By Francesca Shanks
A facing-page translation of “Going from the Capital to Fengxian Country, Singing My Feelings”, courtesy De Gruyter.

Chinese professor Christopher Nugent is helping to publish a groundbreaking series of English translation volumes that will bring never-before-available Chinese texts to future generations of students.

Called the Library of Chinese Humanities and published in dozens of volumes over the next several decades by De Gruyter, the series will provide facing-page translations of important Classical Chinese texts from the beginning of the Common Era to the 13th century.

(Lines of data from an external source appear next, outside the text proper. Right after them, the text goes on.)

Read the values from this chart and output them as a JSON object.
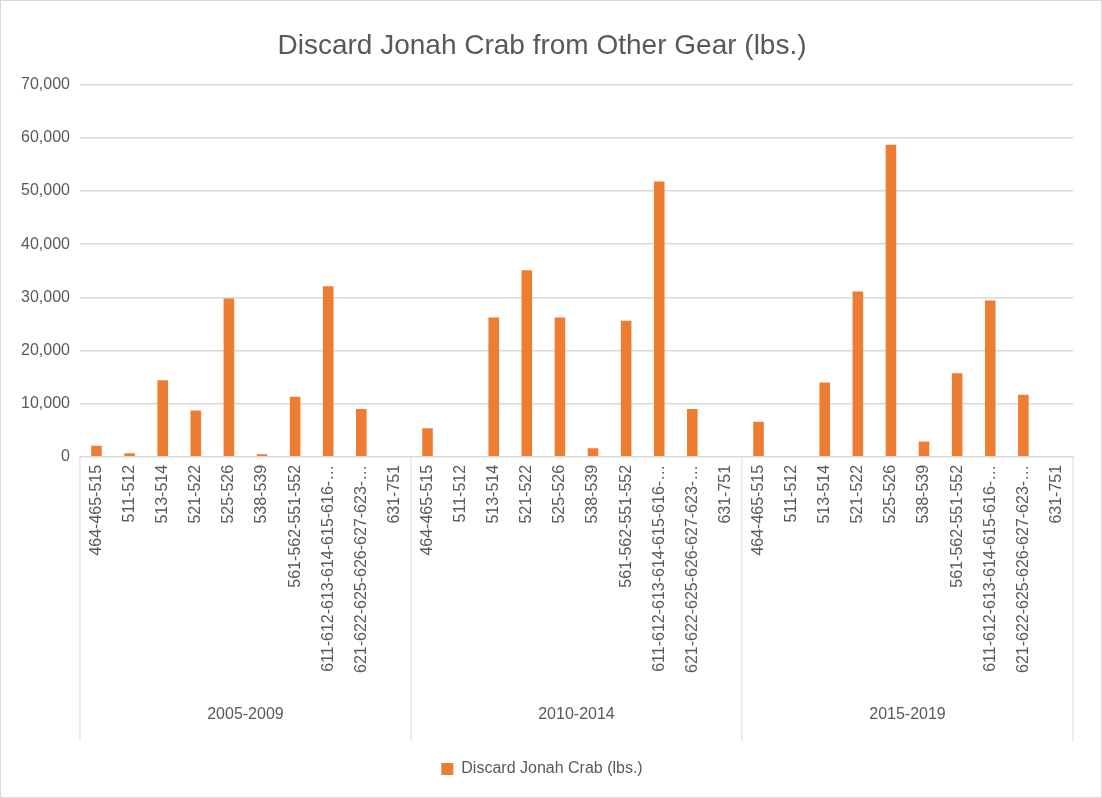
{
  "chart_data": {
    "type": "bar",
    "title": "Discard Jonah Crab from Other Gear (lbs.)",
    "categories": [
      "464-465-515",
      "511-512",
      "513-514",
      "521-522",
      "525-526",
      "538-539",
      "561-562-551-552",
      "611-612-613-614-615-616-…",
      "621-622-625-626-627-623-…",
      "631-751",
      "464-465-515",
      "511-512",
      "513-514",
      "521-522",
      "525-526",
      "538-539",
      "561-562-551-552",
      "611-612-613-614-615-616-…",
      "621-622-625-626-627-623-…",
      "631-751",
      "464-465-515",
      "511-512",
      "513-514",
      "521-522",
      "525-526",
      "538-539",
      "561-562-551-552",
      "611-612-613-614-615-616-…",
      "621-622-625-626-627-623-…",
      "631-751"
    ],
    "series": [
      {
        "name": "Discard Jonah Crab (lbs.)",
        "color": "#ed7d31",
        "values": [
          2100,
          700,
          14400,
          8700,
          29800,
          500,
          11300,
          32100,
          9000,
          0,
          5400,
          0,
          26200,
          35100,
          26200,
          1600,
          25600,
          51800,
          9000,
          0,
          6600,
          0,
          14000,
          31100,
          58700,
          2900,
          15700,
          29400,
          11700,
          0
        ]
      }
    ],
    "annotations": [
      "2005-2009",
      "2010-2014",
      "2015-2019"
    ],
    "ylim": [
      0,
      70000
    ],
    "yticks": [
      {
        "value": 0,
        "label": "0"
      },
      {
        "value": 10000,
        "label": "10,000"
      },
      {
        "value": 20000,
        "label": "20,000"
      },
      {
        "value": 30000,
        "label": "30,000"
      },
      {
        "value": 40000,
        "label": "40,000"
      },
      {
        "value": 50000,
        "label": "50,000"
      },
      {
        "value": 60000,
        "label": "60,000"
      },
      {
        "value": 70000,
        "label": "70,000"
      }
    ],
    "grid": "y",
    "legend": "bottom"
  }
}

It will also be accessible for free at the publisher’s website; the first volumes will be released this year.

Facing-page translations, in which Chinese texts are viewed line by line alongside their English translations, weren’t widely available before, creating a barrier for students who don’t have an advanced command of the classical language, Nugent says. Seeing the Chinese alongside the English gives “almost visceral contact with the mind of an important thinker from 2,500 years ago. It also forces [students] to think a lot more carefully about their own language.”

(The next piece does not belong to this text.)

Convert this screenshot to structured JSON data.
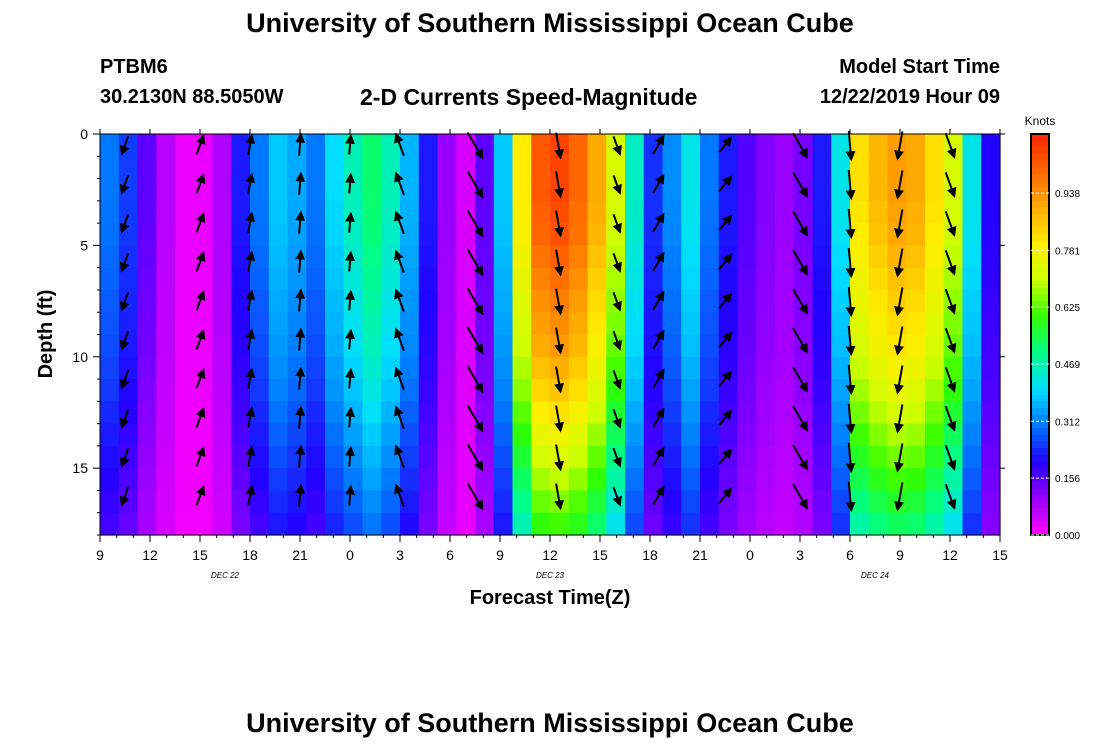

There’s opportunity for readers to access texts that continue to play crucial roles in literary, aesthetic and philosophical discourses in contemporary China and other cultures, as more people learn about Chinese literature, Nugent says. And interest in studying China and Classical Chinese is rising. At Williams, one of the highest enrollments of any advanced language courses is in Classical Chinese, where students read “the foundational texts of the tradition,” he says.

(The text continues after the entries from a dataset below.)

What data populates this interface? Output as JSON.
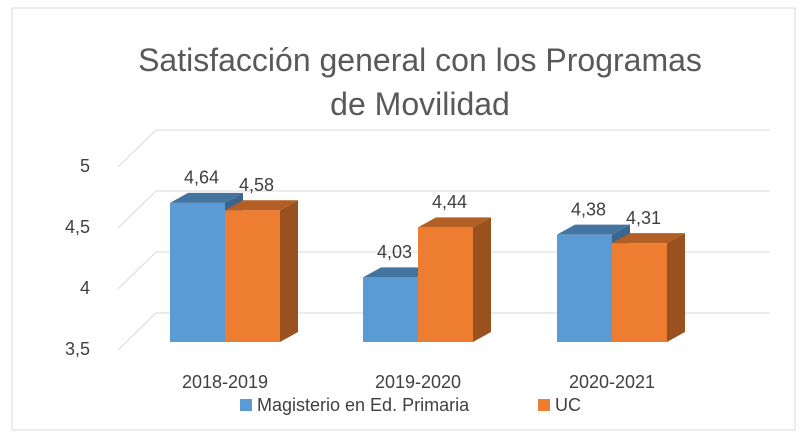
{
  "chart_data": {
    "type": "bar3d",
    "title": "Satisfacción general con los Programas de Movilidad",
    "categories": [
      "2018-2019",
      "2019-2020",
      "2020-2021"
    ],
    "series": [
      {
        "name": "Magisterio en Ed. Primaria",
        "color": "#5b9bd5",
        "values": [
          4.64,
          4.03,
          4.38
        ],
        "value_labels": [
          "4,64",
          "4,03",
          "4,38"
        ]
      },
      {
        "name": "UC",
        "color": "#ed7d31",
        "values": [
          4.58,
          4.44,
          4.31
        ],
        "value_labels": [
          "4,58",
          "4,44",
          "4,31"
        ]
      }
    ],
    "ylim": [
      3.5,
      5
    ],
    "yticks": [
      {
        "value": 3.5,
        "label": "3,5"
      },
      4,
      {
        "value": 4.5,
        "label": "4,5"
      },
      5
    ],
    "grid": true,
    "legend": "bottom"
  }
}
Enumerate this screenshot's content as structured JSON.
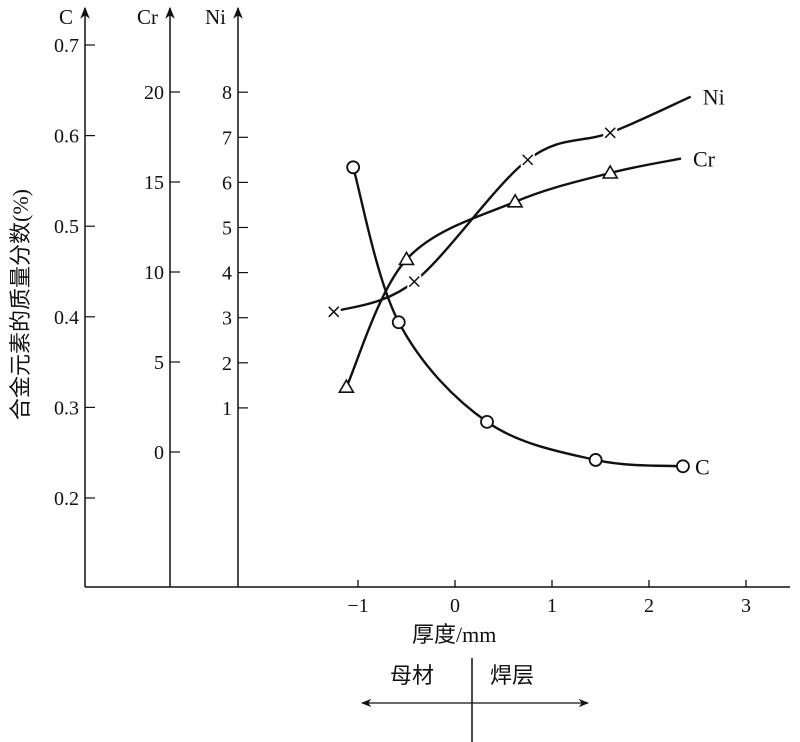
{
  "chart_data": {
    "type": "line",
    "title": "",
    "xlabel": "厚度/mm",
    "ylabel": "合金元素的质量分数(%)",
    "xlim": [
      -1.3,
      3.3
    ],
    "xticks": [
      "−1",
      "0",
      "1",
      "2",
      "3"
    ],
    "xtick_values": [
      -1,
      0,
      1,
      2,
      3
    ],
    "region_labels": {
      "left": "母材",
      "right": "焊层"
    },
    "axes": [
      {
        "name": "C",
        "ticks": [
          "0.7",
          "0.6",
          "0.5",
          "0.4",
          "0.3",
          "0.2"
        ],
        "tick_values": [
          0.7,
          0.6,
          0.5,
          0.4,
          0.3,
          0.2
        ],
        "ylim": [
          0.12,
          0.75
        ]
      },
      {
        "name": "Cr",
        "ticks": [
          "20",
          "15",
          "10",
          "5",
          "0"
        ],
        "tick_values": [
          20,
          15,
          10,
          5,
          0
        ],
        "ylim": [
          -7.5,
          25
        ]
      },
      {
        "name": "Ni",
        "ticks": [
          "8",
          "7",
          "6",
          "5",
          "4",
          "3",
          "2",
          "1"
        ],
        "tick_values": [
          8,
          7,
          6,
          5,
          4,
          3,
          2,
          1
        ],
        "ylim": [
          -3,
          9.8
        ]
      }
    ],
    "series": [
      {
        "name": "C",
        "axis": 0,
        "marker": "circle",
        "x": [
          -1.05,
          -0.58,
          0.33,
          1.45,
          2.35
        ],
        "y": [
          0.565,
          0.394,
          0.284,
          0.242,
          0.235
        ],
        "curve_end": null
      },
      {
        "name": "Cr",
        "axis": 1,
        "marker": "triangle",
        "x": [
          -1.12,
          -0.5,
          0.62,
          1.6
        ],
        "y": [
          3.6,
          10.7,
          13.9,
          15.5
        ],
        "curve_end": [
          2.33,
          16.3
        ]
      },
      {
        "name": "Ni",
        "axis": 2,
        "marker": "cross",
        "x": [
          -1.25,
          -0.42,
          0.75,
          1.6
        ],
        "y": [
          3.13,
          3.8,
          6.5,
          7.1
        ],
        "curve_end": [
          2.43,
          7.9
        ]
      }
    ]
  }
}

The first part of the Library of Chinese Humanities is a translation of the poems of Du Fu (712–770 CE), who wrote during the Tang Dynasty and is regarded as one of the greatest Chinese poets. Nugent, a member of the editorial board and a managing editor for the series, will also translate a set of texts of medieval Chinese writings on poetry and poetic technique for later volumes.

Nugent says he’s excited to contribute to his field in this way and to work with other sinologists, including his former graduate school adviser, Stephen Owen of Harvard University, who is also on the editorial board. “This is going to advance the field and give people like my students access to texts they wouldn’t have access to otherwise,” he says.